Reefer vans are easier to drive and more maneuverable in tight spaces than the larger reefer trucks. If you’re making deliveries in residential areas or cities with narrow streets, a reefer van is the more practical choice. Reefer trucks can be more difficult to navigate and require an experienced driver.

In the end, evaluate how you’ll be using the refrigerated vehicle to determine which type is right for your business. Either a reefer truck or reefer van can help you efficiently transport temperature-controlled cargo, so choose the option that best fits your needs and budget.

Maintaining Your Refrigerated Truck or Van

To keep your refrigerated truck or van running efficiently and reliably, regular maintenance is key. ###Routine service

Schedule routine servicing with a certified mechanic every 3,000 to 5,000 miles. They will check components like the refrigeration unit, seals, hoses, and more for any signs of wear or damage. It’s best to catch any issues early and perform preventative maintenance.

  • Check and refill refrigerant levels. The refrigerant is what keeps the refrigeration unit cold. Low levels mean it has to work harder and less efficiently.
  • Inspect door seals and gaskets. Make sure the doors seal properly to maintain temperature control inside the cargo area. Replace any worn or damaged seals right away.
  • Clean condenser coils. The condenser coils release the heat from the refrigeration unit. Built-up dirt and debris reduce airflow and efficiency. Have the coils cleaned once a year or every 20,000 miles.
  • Change air filters. Clogged air filters reduce airflow to the refrigeration unit and engine. Replace every 3-6 months or as recommended in your owner’s manual.
  • Lubricate hinges and locks. Apply a spray-on lubricant to door hinges, locks, and any other moving parts to prevent sticking and ensure smooth operation.

Additional tips

  • Run the refrigeration unit for a few minutes before loading cargo to pre-cool the space. This will help it maintain the proper temperature once loaded.
  • Minimize the number of times doors are opened when possible. Opening doors releases cold air and allows warm air in, which the unit then has to re-cool.
  • Defrost the refrigeration unit regularly if operating in very humid conditions. Excess moisture buildup reduces efficiency.
  • Consider installing additional insulation or using insulated blankets to improve temperature retention.
  • Choose a reputable dealer or repair shop with experience servicing refrigerated vehicles. They will have the proper training, tools, and parts for your specific truck or van.

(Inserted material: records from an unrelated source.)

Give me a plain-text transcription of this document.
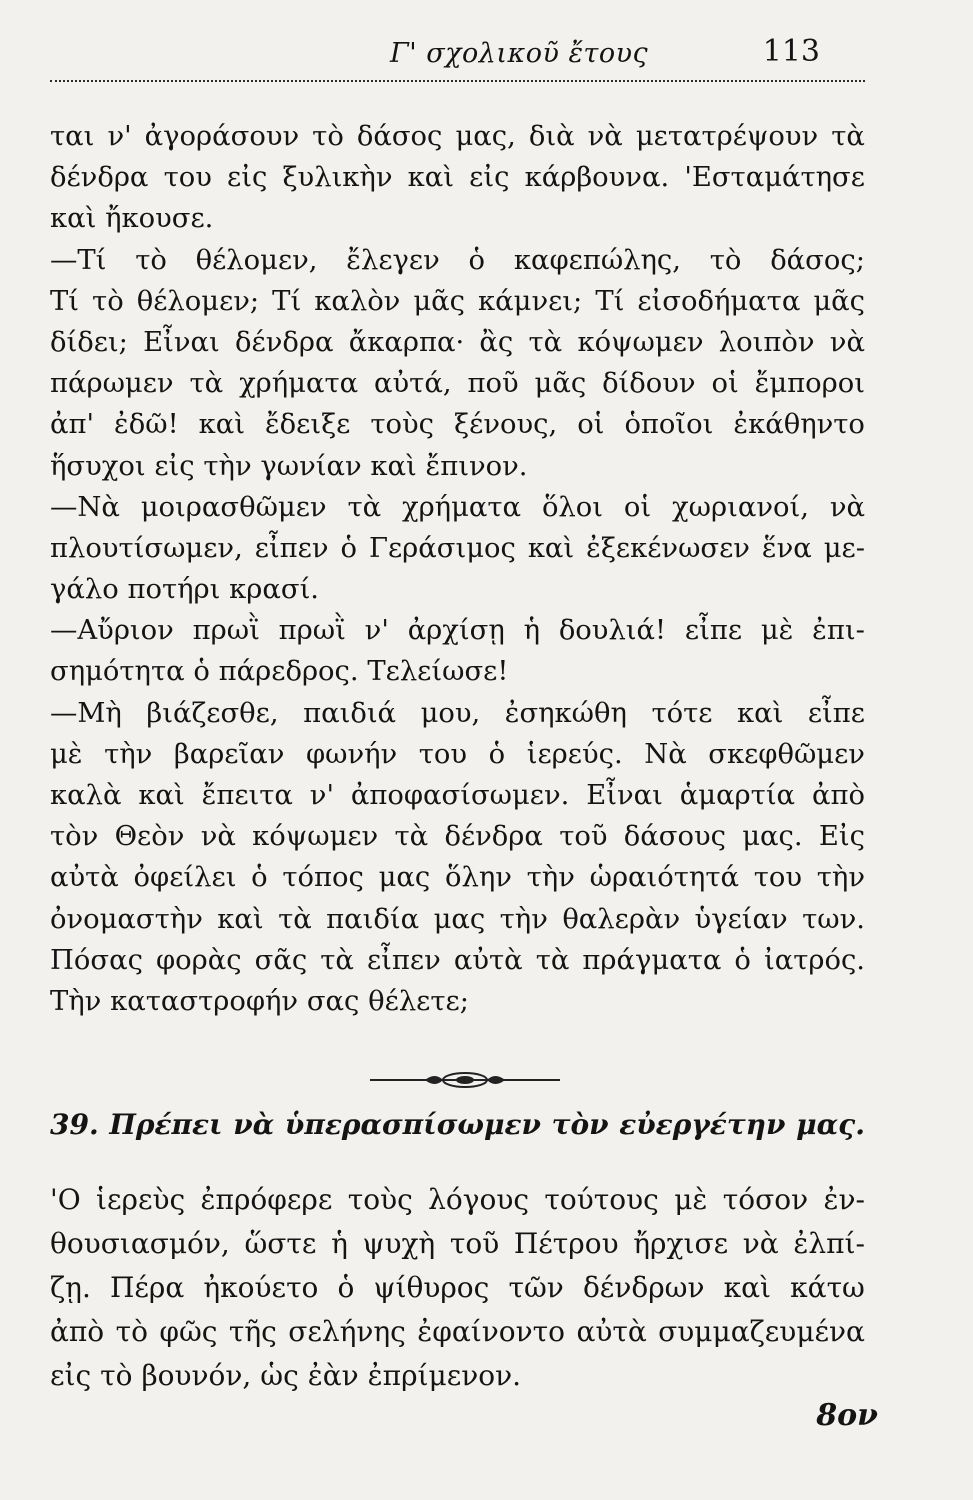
Γ' σχολικοῦ ἔτους	113
ται ν' ἀγοράσουν τὸ δάσος μας, διὰ νὰ μετατρέψουν τὰ
δένδρα του εἰς ξυλικὴν καὶ εἰς κάρβουνα. 'Εσταμάτησε
καὶ ἤκουσε.
—Τί τὸ θέλομεν, ἔλεγεν ὁ καφεπώλης, τὸ δάσος;
Τί τὸ θέλομεν; Τί καλὸν μᾶς κάμνει; Τί εἰσοδήματα μᾶς
δίδει; Εἶναι δένδρα ἄκαρπα· ἂς τὰ κόψωμεν λοιπὸν νὰ
πάρωμεν τὰ χρήματα αὐτά, ποῦ μᾶς δίδουν οἱ ἔμποροι
ἀπ' ἐδῶ! καὶ ἔδειξε τοὺς ξένους, οἱ ὁποῖοι ἐκάθηντο
ἥσυχοι εἰς τὴν γωνίαν καὶ ἔπινον.
—Νὰ μοιρασθῶμεν τὰ χρήματα ὅλοι οἱ χωριανοί, νὰ
πλουτίσωμεν, εἶπεν ὁ Γεράσιμος καὶ ἐξεκένωσεν ἕνα με-
γάλο ποτήρι κρασί.
—Αὔριον πρωῒ πρωῒ ν' ἀρχίσῃ ἡ δουλιά! εἶπε μὲ ἐπι-
σημότητα ὁ πάρεδρος. Τελείωσε!
—Μὴ βιάζεσθε, παιδιά μου, ἐσηκώθη τότε καὶ εἶπε
μὲ τὴν βαρεῖαν φωνήν του ὁ ἱερεύς. Νὰ σκεφθῶμεν
καλὰ καὶ ἔπειτα ν' ἀποφασίσωμεν. Εἶναι ἁμαρτία ἀπὸ
τὸν Θεὸν νὰ κόψωμεν τὰ δένδρα τοῦ δάσους μας. Εἰς
αὐτὰ ὀφείλει ὁ τόπος μας ὅλην τὴν ὡραιότητά του τὴν
ὀνομαστὴν καὶ τὰ παιδία μας τὴν θαλερὰν ὑγείαν των.
Πόσας φορὰς σᾶς τὰ εἶπεν αὐτὰ τὰ πράγματα ὁ ἰατρός.
Τὴν καταστροφήν σας θέλετε;
39. Πρέπει νὰ ὑπερασπίσωμεν τὸν εὐεργέτην μας.
'Ο ἱερεὺς ἐπρόφερε τοὺς λόγους τούτους μὲ τόσον ἐν-
θουσιασμόν, ὥστε ἡ ψυχὴ τοῦ Πέτρου ἤρχισε νὰ ἐλπί-
ζῃ. Πέρα ἠκούετο ὁ ψίθυρος τῶν δένδρων καὶ κάτω
ἀπὸ τὸ φῶς τῆς σελήνης ἐφαίνοντο αὐτὰ συμμαζευμένα
εἰς τὸ βουνόν, ὡς ἐὰν ἐπρίμενον.
8ον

Following a consistent maintenance schedule and these helpful tips will keep your refrigerated truck or van running in tip-top shape for years to come. Be sure to also follow the recommended maintenance from your vehicle’s manufacturer for maximum performance and uptime.


Now that you know the basics about refrigerated trucks and chiller vans, you’re prepared to transport temperature-controlled goods efficiently. These vehicles allow businesses to safely move perishable products over long distances while maintaining ideal temperature conditions. Though the initial investment in refrigerated transport can be significant, the ability to tap into new markets and reduce waste ultimately pays off. If you’re moving into a new sector like food production or pharmaceuticals, refrigerated trucks are a must. And for established companies, expanding your fleet enables growth into new regions and product lines. The cold chain is the backbone of many industries, so keep your cool – literally and figuratively! With refrigerated trucks, the opportunities are endless.